窓の外の光が、ゆっくり夕方に変わっていく。
部屋の時計が、一定の速さで進んでいる。
何も決めない時間。
何も解決しない時間。
でも、それでも確かに、呼吸が少しずつ楽になっていく時間だった。
僕はソファに沈み込みながら、ぼんやりと思う。
ここに来ると、決めなくていい。
向き合わなくていいわけじゃない。
でも、今すぐ答えを出さなくていい。
それは、今の僕にはひどくありがたい。
だからこそ、危ない。
この部屋にいれば、僕は少しだけ“ちゃんとしていなくていい人”になれる。
それが救いであることと、そこに甘えたくなることは、たぶん同じ意味じゃない。
でも今はまだ、その違いをきれいに分けられなかった。
「少し、顔色戻ったね」
しばらくして、澪さんが言った。
「そうですか」
「うん。
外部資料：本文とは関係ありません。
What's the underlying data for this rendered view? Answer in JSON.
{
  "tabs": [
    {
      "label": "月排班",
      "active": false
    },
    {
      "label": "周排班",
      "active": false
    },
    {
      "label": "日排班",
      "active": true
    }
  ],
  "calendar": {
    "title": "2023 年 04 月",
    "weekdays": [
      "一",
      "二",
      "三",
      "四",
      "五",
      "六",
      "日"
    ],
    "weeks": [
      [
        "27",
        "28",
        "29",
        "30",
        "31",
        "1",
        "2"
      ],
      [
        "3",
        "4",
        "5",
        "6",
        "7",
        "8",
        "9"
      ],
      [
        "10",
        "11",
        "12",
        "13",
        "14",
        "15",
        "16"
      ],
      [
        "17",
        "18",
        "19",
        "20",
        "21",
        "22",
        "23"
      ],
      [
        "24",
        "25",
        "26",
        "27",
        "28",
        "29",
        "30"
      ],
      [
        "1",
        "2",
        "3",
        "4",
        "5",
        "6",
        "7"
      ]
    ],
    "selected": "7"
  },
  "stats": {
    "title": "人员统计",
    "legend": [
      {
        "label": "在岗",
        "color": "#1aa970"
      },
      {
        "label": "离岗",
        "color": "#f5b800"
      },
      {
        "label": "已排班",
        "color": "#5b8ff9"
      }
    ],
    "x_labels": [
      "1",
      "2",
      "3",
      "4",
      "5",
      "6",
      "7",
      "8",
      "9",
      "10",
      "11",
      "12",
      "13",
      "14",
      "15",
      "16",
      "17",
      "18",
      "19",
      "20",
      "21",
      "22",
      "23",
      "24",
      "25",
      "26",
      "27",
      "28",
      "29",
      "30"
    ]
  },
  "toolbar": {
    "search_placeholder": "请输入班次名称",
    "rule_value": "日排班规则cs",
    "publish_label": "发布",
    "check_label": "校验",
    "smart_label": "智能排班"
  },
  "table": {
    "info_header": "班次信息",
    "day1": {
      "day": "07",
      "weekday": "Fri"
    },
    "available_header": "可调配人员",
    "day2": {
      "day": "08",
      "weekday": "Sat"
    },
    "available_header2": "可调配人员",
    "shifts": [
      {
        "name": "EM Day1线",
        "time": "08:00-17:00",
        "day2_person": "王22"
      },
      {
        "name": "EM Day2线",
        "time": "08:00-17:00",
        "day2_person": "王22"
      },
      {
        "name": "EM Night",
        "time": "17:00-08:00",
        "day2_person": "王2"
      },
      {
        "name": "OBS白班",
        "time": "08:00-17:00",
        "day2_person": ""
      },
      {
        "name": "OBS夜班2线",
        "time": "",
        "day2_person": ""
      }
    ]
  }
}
最初よりずっとましだよ」
僕はカップの中の残りを見下ろす。
「…ここ、楽です」
「うん」
「それが、ちょっと怖いです」
正直に言うと、澪さんはほんの少しだけ目を細めた。
「怖いって思えてるなら、大丈夫だよ」
「そういうものですか」
「たぶんね」
それきり、また静かになる。
僕はその静けさに体を預けながら、少しだけ目を閉じた。
沈んでいける場所は、たいてい優しい顔をしている。
昨日か今日、誰かに言われたような気がする。
誰だったかは思い出せない。
でも、今ならその意味だけは少し分かる。
この部屋は、たしかに優しい。
そして、その優しさに救われている自分もいる。
けれど、救われることと、頼りきってしまうことの間には、たぶん思っているより細い線しかない。
その線を越えたらどうなるのか。
そこまではまだ考えたくなかった。